Texto em que o autor apresenta e defende suas ideias e opiniões, a partir da interpretação de fatos e dados.

Supremo pode frear parte da agenda antiambiental de Bolsonaro

Ministro Luiz Fux em sessão do STF - Carlos Moura/STF
Ministro Luiz Fux em sessão do STF Imagem: Carlos Moura/STF

Colaboração para o UOL, em São Paulo

31/03/2022 11h00

Esta é parte da versão online da edição desta quinta-feira (31/03) da newsletter Crise Climática, que discute questões envolvendo a emergência climática, como elas já afetam o mundo e quais são as previsões e soluções para o futuro. Para assinar o boletim e ter acesso ao conteúdo completo, clique aqui.

O STF (Supremo Tribunal Federal) pode impor uma derrota parcial à política antiambiental do presidente Jair Bolsonaro (PL) e do Congresso ao julgar de uma só vez sete ações que envolvem natureza e clima. A chamada "pauta verde" começou a ser julgada ontem (30) e é observada de perto por organizações socioambientais e movimentos indígenas.

Entre as demandas, estão ações apresentadas por partidos de oposição ao governo (PT, PSB, PDT, PSOL, PV, Rede e PCdoB). Eles denunciam atuações arbitrárias de órgãos ambientais federais, como o Ministério do Meio Ambiente, Ibama, Funai e ICMBio.

"Que o STF dê passos importantes para a garantia do direito fundamental ao meio ambiente ecologicamente equilibrado garantido na Constituição de 1988", comentou no twitter a deputada Joênia Wapichana (Rede-RR).

Duas ações entraram na pauta nesta quarta-feira. Uma delas é a ADF 760, que reivindica que o governo federal volte a executar a principal ferramenta para combater o desmatamento na Amazônia Legal: o PPCDAm (Plano de Ação para Prevenção e Controle do Desmatamento na Amazônia).

Quando o plano foi criado, em 2004, o desmatamento na Amazônia apresentava os índices mais altos da história (27,8 mil km²/ano). Após a implementação desta política, o desmatamento caiu consideravelmente, sendo que em 2012 a taxa estava em 4,5 mil km²/ano. A meta para o ano de 2021 era estar abaixo de 3 mil km²/ano, mas desde 2016, o desmatamento da Amazônia cresce de maneira acelerada em vez de cair, registrando mais de 10 mil km²/ano no ano passado.

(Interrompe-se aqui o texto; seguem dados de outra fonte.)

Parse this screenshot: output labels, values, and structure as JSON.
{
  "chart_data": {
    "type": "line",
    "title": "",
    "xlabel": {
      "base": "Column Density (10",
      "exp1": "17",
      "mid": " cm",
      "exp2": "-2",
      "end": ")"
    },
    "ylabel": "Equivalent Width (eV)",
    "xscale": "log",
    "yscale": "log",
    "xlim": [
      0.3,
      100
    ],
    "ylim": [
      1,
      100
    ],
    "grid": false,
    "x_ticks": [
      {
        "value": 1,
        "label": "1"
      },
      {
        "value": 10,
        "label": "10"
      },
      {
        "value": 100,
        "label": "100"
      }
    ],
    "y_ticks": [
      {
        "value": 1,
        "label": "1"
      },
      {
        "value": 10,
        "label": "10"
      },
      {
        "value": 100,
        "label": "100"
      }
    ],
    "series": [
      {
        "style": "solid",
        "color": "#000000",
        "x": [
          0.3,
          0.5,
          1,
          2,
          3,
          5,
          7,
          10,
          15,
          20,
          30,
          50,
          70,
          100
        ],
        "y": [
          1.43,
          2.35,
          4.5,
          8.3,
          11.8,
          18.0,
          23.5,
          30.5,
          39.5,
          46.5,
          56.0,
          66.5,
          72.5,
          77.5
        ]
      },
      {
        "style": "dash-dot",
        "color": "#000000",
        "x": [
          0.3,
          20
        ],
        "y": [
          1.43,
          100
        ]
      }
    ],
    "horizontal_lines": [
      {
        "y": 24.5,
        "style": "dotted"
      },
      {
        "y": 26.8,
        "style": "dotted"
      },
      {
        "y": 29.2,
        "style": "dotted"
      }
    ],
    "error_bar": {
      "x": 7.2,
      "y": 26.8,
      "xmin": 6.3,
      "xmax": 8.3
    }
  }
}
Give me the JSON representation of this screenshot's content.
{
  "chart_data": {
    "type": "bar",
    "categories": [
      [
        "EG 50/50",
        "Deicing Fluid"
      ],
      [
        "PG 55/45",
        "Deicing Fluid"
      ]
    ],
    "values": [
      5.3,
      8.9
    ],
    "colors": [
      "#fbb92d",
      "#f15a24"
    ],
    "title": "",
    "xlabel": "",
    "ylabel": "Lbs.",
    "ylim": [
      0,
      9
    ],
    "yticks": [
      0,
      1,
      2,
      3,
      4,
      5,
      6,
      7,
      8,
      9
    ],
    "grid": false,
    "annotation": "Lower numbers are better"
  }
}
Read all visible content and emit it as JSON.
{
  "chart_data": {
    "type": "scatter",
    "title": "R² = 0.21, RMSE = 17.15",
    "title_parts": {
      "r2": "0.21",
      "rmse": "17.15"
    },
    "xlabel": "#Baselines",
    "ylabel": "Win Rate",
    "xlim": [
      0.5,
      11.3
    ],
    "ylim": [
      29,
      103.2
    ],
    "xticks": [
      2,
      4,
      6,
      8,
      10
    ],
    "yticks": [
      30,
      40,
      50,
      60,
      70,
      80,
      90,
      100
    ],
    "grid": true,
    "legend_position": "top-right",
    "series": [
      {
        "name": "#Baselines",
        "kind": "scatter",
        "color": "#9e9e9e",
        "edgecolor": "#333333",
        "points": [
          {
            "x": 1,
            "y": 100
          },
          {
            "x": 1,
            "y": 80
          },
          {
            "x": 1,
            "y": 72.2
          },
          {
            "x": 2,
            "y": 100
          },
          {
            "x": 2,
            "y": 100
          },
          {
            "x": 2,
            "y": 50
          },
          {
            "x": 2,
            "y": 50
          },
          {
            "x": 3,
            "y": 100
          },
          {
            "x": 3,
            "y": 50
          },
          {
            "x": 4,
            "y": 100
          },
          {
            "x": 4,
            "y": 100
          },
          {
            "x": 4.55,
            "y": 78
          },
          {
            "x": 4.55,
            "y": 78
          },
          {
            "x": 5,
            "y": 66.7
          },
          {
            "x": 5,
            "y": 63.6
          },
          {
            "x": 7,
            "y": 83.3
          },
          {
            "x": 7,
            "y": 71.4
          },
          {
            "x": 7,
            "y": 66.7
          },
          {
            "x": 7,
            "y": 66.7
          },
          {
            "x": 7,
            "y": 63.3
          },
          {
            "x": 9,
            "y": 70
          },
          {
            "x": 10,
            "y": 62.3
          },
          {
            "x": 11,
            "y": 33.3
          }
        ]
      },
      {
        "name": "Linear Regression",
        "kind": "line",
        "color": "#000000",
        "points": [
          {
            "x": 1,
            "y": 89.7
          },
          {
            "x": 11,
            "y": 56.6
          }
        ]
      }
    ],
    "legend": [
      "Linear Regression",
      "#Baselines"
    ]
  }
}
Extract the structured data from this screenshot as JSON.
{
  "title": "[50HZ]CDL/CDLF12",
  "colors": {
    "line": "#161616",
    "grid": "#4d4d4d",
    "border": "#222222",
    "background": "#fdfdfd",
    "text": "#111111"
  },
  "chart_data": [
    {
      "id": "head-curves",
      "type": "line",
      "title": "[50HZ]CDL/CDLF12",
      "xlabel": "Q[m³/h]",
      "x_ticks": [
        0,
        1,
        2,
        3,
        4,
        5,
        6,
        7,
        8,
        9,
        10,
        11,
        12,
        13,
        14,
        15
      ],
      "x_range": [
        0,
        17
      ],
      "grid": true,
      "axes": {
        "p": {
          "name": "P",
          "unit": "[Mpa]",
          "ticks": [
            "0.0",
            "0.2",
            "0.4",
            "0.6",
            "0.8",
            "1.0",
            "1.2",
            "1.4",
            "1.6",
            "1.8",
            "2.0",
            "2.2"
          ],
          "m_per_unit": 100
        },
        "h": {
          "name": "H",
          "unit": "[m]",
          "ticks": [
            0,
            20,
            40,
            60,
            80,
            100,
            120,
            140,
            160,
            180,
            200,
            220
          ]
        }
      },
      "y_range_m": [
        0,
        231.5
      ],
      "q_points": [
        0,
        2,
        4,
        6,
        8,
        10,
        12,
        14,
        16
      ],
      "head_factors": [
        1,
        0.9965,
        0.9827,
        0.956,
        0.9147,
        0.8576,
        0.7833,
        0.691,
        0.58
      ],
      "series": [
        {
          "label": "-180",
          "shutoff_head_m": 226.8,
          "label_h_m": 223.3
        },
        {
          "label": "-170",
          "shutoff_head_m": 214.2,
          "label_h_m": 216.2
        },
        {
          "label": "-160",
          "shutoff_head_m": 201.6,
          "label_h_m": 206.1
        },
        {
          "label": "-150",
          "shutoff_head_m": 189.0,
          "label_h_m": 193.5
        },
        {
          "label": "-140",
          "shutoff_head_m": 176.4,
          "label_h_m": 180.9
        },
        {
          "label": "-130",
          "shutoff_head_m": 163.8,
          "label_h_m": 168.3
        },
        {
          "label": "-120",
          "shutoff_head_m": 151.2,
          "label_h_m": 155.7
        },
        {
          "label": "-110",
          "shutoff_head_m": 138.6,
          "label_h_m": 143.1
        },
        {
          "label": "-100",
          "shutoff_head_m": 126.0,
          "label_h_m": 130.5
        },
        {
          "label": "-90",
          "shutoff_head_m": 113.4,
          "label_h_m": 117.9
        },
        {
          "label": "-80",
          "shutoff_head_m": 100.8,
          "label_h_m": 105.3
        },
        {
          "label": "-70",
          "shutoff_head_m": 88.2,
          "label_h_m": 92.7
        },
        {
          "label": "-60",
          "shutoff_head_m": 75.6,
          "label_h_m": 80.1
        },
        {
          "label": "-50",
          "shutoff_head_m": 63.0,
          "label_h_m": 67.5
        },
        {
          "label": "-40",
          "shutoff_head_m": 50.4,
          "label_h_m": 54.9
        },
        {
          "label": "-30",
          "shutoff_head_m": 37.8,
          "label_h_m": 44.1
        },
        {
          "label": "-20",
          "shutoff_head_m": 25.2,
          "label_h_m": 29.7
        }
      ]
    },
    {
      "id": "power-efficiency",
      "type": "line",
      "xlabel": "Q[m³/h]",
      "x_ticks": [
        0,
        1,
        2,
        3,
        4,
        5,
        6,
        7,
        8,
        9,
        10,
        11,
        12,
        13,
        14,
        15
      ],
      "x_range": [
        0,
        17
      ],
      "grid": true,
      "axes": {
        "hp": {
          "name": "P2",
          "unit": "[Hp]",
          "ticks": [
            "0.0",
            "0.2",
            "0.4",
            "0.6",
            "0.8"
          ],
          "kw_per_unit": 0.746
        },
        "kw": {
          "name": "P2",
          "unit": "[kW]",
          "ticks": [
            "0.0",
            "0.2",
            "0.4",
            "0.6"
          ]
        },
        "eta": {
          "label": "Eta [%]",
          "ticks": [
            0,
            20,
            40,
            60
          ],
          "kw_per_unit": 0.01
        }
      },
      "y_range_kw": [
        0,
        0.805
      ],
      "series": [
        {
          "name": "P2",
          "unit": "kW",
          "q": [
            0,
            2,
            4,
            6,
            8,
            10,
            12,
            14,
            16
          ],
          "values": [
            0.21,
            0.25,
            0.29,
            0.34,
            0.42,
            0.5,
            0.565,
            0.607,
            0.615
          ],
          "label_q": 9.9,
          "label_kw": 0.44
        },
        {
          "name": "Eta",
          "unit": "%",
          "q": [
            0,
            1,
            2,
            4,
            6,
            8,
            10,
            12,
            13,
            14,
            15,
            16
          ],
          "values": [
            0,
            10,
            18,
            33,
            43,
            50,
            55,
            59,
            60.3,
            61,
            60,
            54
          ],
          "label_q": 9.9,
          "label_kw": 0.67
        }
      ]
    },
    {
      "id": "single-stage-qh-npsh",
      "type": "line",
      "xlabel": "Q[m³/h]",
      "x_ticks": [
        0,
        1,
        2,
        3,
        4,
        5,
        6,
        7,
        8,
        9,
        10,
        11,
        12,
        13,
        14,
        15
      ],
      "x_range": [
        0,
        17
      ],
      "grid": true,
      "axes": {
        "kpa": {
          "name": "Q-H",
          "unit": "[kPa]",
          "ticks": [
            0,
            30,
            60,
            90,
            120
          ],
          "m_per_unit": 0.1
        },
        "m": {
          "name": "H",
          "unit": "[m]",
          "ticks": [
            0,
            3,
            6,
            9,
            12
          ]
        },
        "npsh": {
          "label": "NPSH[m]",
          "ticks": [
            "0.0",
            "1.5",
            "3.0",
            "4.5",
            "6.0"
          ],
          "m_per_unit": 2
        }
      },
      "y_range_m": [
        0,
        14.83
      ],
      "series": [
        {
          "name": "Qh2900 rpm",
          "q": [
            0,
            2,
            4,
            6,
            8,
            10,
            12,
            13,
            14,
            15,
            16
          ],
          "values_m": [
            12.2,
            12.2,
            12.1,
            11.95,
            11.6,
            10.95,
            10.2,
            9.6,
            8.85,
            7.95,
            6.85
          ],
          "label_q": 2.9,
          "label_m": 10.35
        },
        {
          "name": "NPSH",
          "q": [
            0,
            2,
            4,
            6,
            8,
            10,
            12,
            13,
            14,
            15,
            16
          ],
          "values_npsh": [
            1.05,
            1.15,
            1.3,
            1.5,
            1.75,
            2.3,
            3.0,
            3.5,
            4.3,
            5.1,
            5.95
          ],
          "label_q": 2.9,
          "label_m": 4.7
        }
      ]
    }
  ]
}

O ministro Bruno Bianco Leal, da Advocacia Geral da União, argumentou em sua sustentação oral que as ações minam a ação legítima do poder executivo federal e configurariam uma violação da separação entre os poderes.

"Não há que se cogitar qualquer violação de separação entre poderes" afirmou Maurício Guetta, consultor jurídico do Instituto Socioambiental em sua sustentação oral no STF, no qual participa na condição de amicus curiae. "O que se pede, em consonância com a jurisprudência deste tribunal, é que esta corte determine que as autoridades públicas federais implementem a política ambiental existente."

Guetta também destacou que multas e outras penalidades ambientais deixaram de ser aplicadas desde 2019, em descompasso com a atual legislação e com o próprio aumento da criminalidade ambiental no período. "Estamos destruindo nosso maior patrimônio, inclusive econômico. Os ciclos hidrológicos já estão sofrendo severos impactos", argumentou.

O jurista Luiz Henrique Eloy Amado Terena, representando a Articulação dos Povos Indígenas do Brasil (APIB), afirmou em sua sustentação oral, também na condição de amicus curiae, que o PPCDam foi "a maior e mais eficiente política pública de Estado para a redução do desmatamento da Amazônia."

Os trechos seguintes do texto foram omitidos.